My title was not just a hook, it was also misleading.  Because the truth is, I DON’T KNOW the story behind vanilla grapefruit.  I googled it and came up with some less than helpful information about Crown Royal Whisky – butterscotch, vanilla, grapefruit pith, simmering spices, and dusty rye.  Whoa.  They should make a body wash out of that.  I’d buy it.

Sounds and Smells and Buttons

She is awake, but not yet ready to open her eyes. She hears the magpies on the back lawn where they often choose to have their morning arguments; complaining, scolding, squawking, and then flapping off in mad little bird snits.

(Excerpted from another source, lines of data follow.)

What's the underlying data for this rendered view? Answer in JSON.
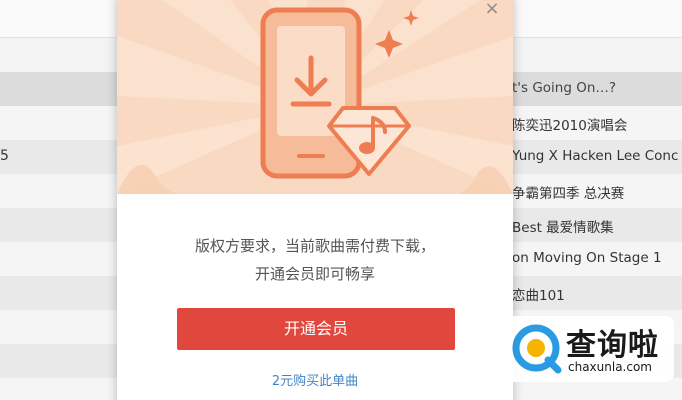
{
  "song_list": {
    "header_title": "t's Going On…?",
    "rows": [
      "陈奕迅2010演唱会",
      "Yung X Hacken Lee Conc",
      "争霸第四季 总决赛",
      "Best 最爱情歌集",
      "on Moving On Stage 1",
      "恋曲101"
    ],
    "left_fragment": "5"
  },
  "modal": {
    "close_symbol": "×",
    "message_line1": "版权方要求，当前歌曲需付费下载，",
    "message_line2": "开通会员即可畅享",
    "vip_button": "开通会员",
    "buy_single_link": "2元购买此单曲"
  },
  "watermark": {
    "title": "查询啦",
    "domain": "chaxunla.com"
  },
  "colors": {
    "banner_bg": "#f9d9c2",
    "accent_orange": "#f08a5d",
    "vip_button": "#e2473e",
    "link_blue": "#3f85c8",
    "watermark_blue": "#2a9be3"
  },
  "icons": {
    "phone": "phone-download-icon",
    "diamond": "diamond-music-icon",
    "sparkle": "sparkle-icon"
  }
}
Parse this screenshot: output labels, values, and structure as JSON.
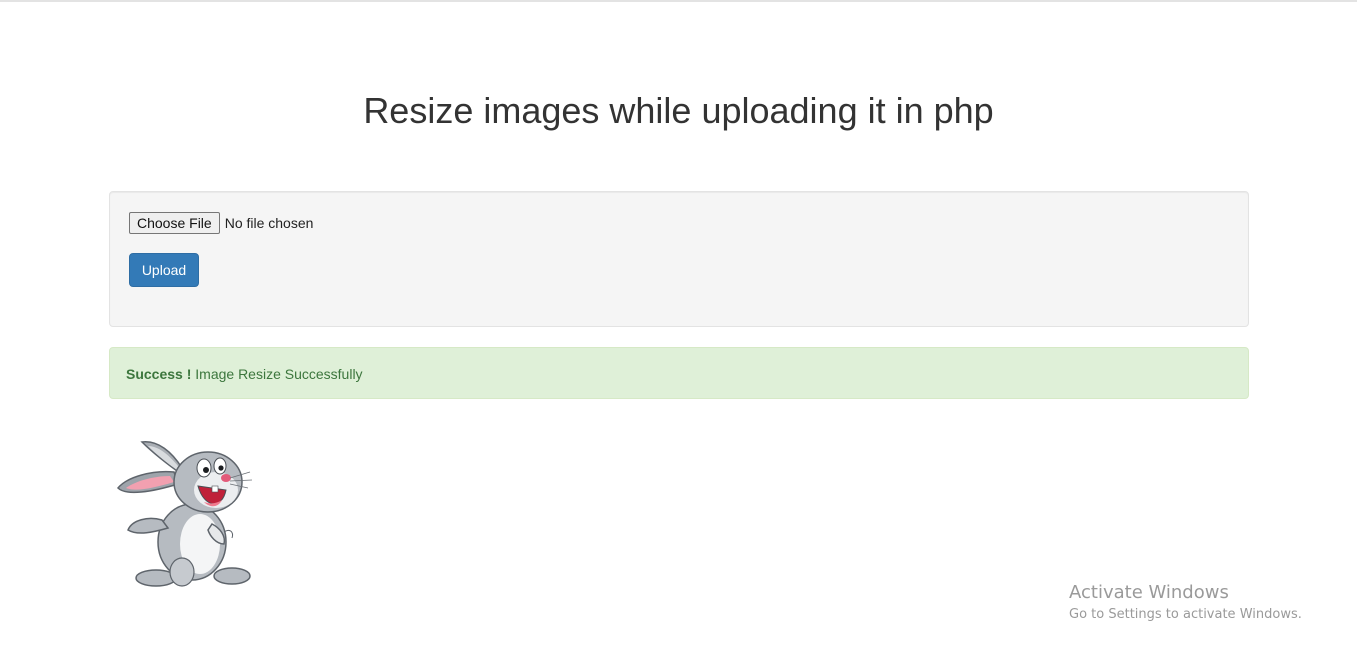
{
  "page": {
    "title": "Resize images while uploading it in php"
  },
  "form": {
    "choose_file_label": "Choose File",
    "file_status": "No file chosen",
    "upload_label": "Upload"
  },
  "alert": {
    "strong": "Success !",
    "message": "Image Resize Successfully",
    "color": "#3c763d",
    "background": "#dff0d8"
  },
  "result_image": {
    "icon": "rabbit-cartoon"
  },
  "watermark": {
    "title": "Activate Windows",
    "subtitle": "Go to Settings to activate Windows."
  },
  "colors": {
    "primary_button": "#337ab7",
    "well_background": "#f5f5f5"
  }
}
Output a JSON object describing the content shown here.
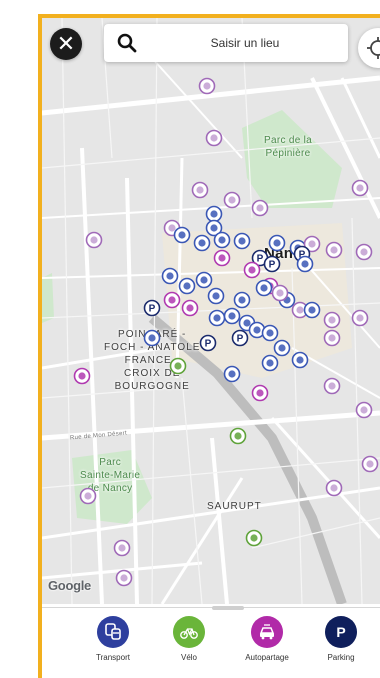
{
  "search": {
    "placeholder": "Saisir un lieu"
  },
  "controls": {
    "close_glyph": "✕"
  },
  "map": {
    "attribution": "Google",
    "labels": {
      "park_pepiniere": "Parc de la\nPépinière",
      "city": "Nancy",
      "district_poincare": "POINCARÉ -\nFOCH - ANATOLE\nFRANCE -\nCROIX DE\nBOURGOGNE",
      "park_sainte_marie": "Parc\nSainte-Marie\nde Nancy",
      "district_saurupt": "SAURUPT",
      "street_mon_desert": "Rue de Mon Désert"
    },
    "marker_colors": {
      "transport": "#3a57b5",
      "velo": "#5fa33a",
      "autopartage": "#b03ab0",
      "parking": "#1a2a6c",
      "poi": "#a06ab8"
    }
  },
  "categories": [
    {
      "label": "Transport",
      "icon": "bus-icon",
      "color": "#2e3f9e"
    },
    {
      "label": "Vélo",
      "icon": "bike-icon",
      "color": "#6ab53a"
    },
    {
      "label": "Autopartage",
      "icon": "car-share-icon",
      "color": "#b12aa8"
    },
    {
      "label": "Parking",
      "icon": "parking-icon",
      "color": "#0f1f5c"
    }
  ]
}
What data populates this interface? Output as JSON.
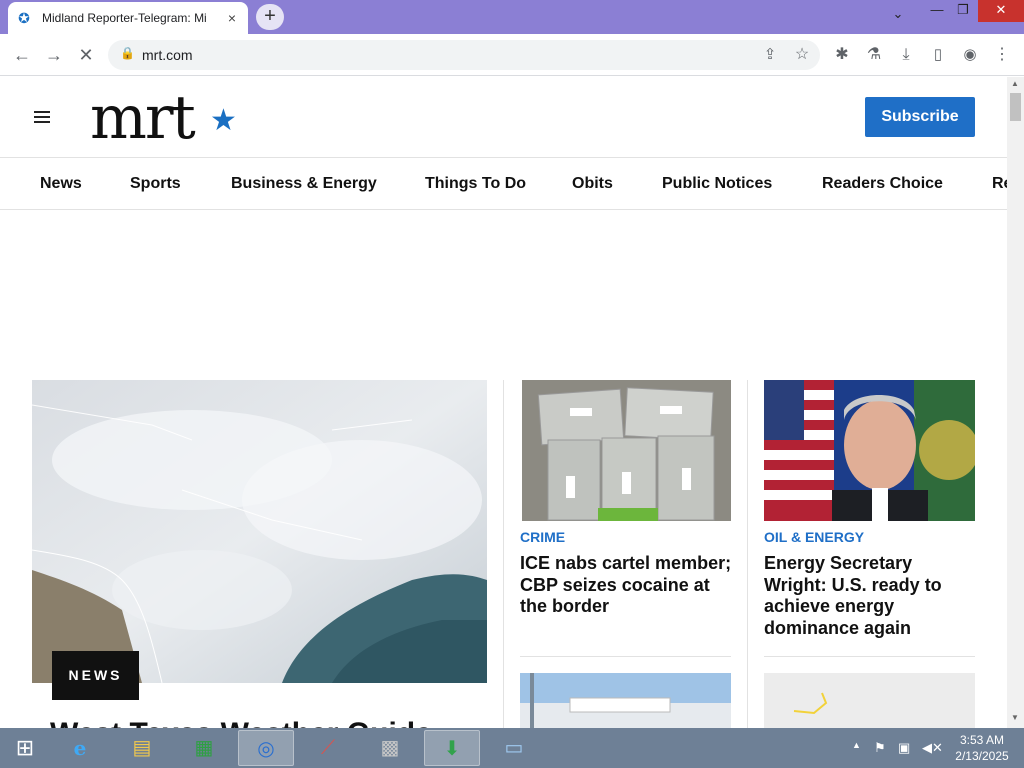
{
  "browser": {
    "tab_title": "Midland Reporter-Telegram: Mi",
    "tab_close": "×",
    "new_tab": "+",
    "url": "mrt.com",
    "controls": {
      "dropdown": "⌄",
      "minimize": "—",
      "restore": "❐",
      "close": "✕"
    }
  },
  "site": {
    "logo_text": "mrt",
    "logo_star": "★",
    "brand_color": "#1f6fc7",
    "subscribe_label": "Subscribe",
    "nav": [
      "News",
      "Sports",
      "Business & Energy",
      "Things To Do",
      "Obits",
      "Public Notices",
      "Readers Choice",
      "Re"
    ]
  },
  "stories": {
    "lead": {
      "tag": "NEWS",
      "headline_partial": "West Texas Weather Guide"
    },
    "story1": {
      "category": "CRIME",
      "headline": "ICE nabs cartel member; CBP seizes cocaine at the border"
    },
    "story2": {
      "category": "OIL & ENERGY",
      "headline": "Energy Secretary Wright: U.S. ready to achieve energy dominance again"
    }
  },
  "taskbar": {
    "time": "3:53 AM",
    "date": "2/13/2025",
    "icons": [
      "start-icon",
      "internet-explorer-icon",
      "file-explorer-icon",
      "store-icon",
      "chrome-icon",
      "app-icon",
      "firewall-icon",
      "download-manager-icon",
      "window-icon"
    ]
  }
}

She takes a deep breath of the fresh fall air, and detects just the smallest hint of wood smoke, all that remains of last night’s fire pit party next door. No echoes this morning of the teenage shouts and laughter. She imagines all of them blissfully sleeping in.

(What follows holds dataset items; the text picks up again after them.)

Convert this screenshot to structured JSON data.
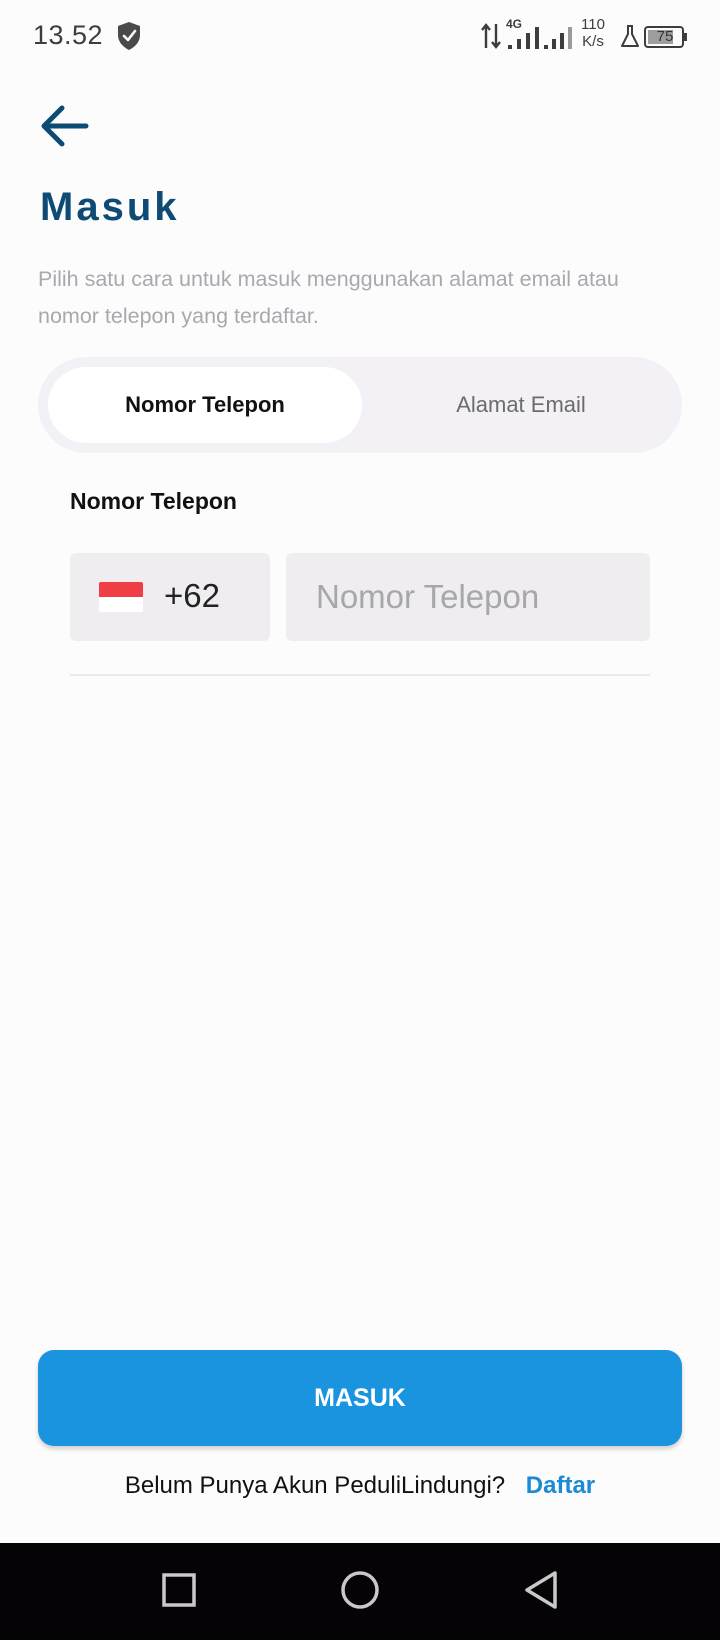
{
  "status_bar": {
    "time": "13.52",
    "network": "4G",
    "speed_value": "110",
    "speed_unit": "K/s",
    "battery": "75",
    "icons": [
      "shield-icon",
      "data-arrows-icon",
      "signal-icon",
      "signal-icon",
      "flask-icon",
      "battery-icon"
    ]
  },
  "header": {
    "back_icon": "arrow-left-icon",
    "title": "Masuk",
    "subtitle": "Pilih satu cara untuk masuk menggunakan alamat email atau nomor telepon yang terdaftar."
  },
  "tabs": [
    {
      "label": "Nomor Telepon",
      "active": true
    },
    {
      "label": "Alamat Email",
      "active": false
    }
  ],
  "form": {
    "field_label": "Nomor Telepon",
    "country_flag": "indonesia-flag",
    "country_code": "+62",
    "phone_value": "",
    "phone_placeholder": "Nomor Telepon"
  },
  "footer": {
    "submit_label": "MASUK",
    "register_prompt": "Belum Punya Akun PeduliLindungi?",
    "register_link": "Daftar"
  },
  "nav_bar": {
    "buttons": [
      "recent-apps-icon",
      "home-icon",
      "back-icon"
    ]
  },
  "colors": {
    "title": "#0d4a74",
    "primary": "#1b94e0",
    "link": "#1b8ad6",
    "subtitle": "#a8a8ae",
    "field_bg": "#efedf0",
    "tab_bg": "#f3f1f5"
  }
}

The clock radio buzzes and blasts out a bar or two of some inane music she can’t identify because her hand is so quick to reach up and silence it. There are more buttons to push, so she rolls out of bed. Computer button, coffee pot button, light switches, button to pull out to turn the shower on.

The shampoo smells like apples, the body wash like cranberries and the bar of soap like peaches. Then she spritzes the tub and tiles with something that smells like oranges. Thank God the coffee still smells like coffee.

There are still more morning buttons to push – the one on her electric toothbrush, the one on her blow dryer, the button on the garage door opener, and the one she can press to start her car if the mood strikes her.

Her hand soap has some kind of yogurt name and comes out foamy from a pump. It smells like summer. Her perfume smells like spider webs when she first puts it on. She knows this is a ridiculous thing to think, but there the thought is anyway. The scent mellows in a minute or two to something like a red door in the sunshine.

Her life is a strange parade of sounds and smells and buttons, she thinks. From habit she has been relatively quiet getting ready, although her husband is out of town for several more days, and she could have been singing at the top of her lungs and dancing on the table if she wanted to. Best not to get into that habit she supposes. Time to leave for work. No button to beam her there and back. But it’s Saturday, and there won’t be much traffic. She can breathe in the vanilla scent of her car deodorizer and push the buttons on the radio. Woot. And all day long she will have in the back of her mind that the next three days she is off.

She thinks it would have been really funny if the Plinky prompt for today had asked her to describe her life using nothing but sounds and smells and buttons. Of course it doesn’t do that, but she decides she will write about those weird things anyway.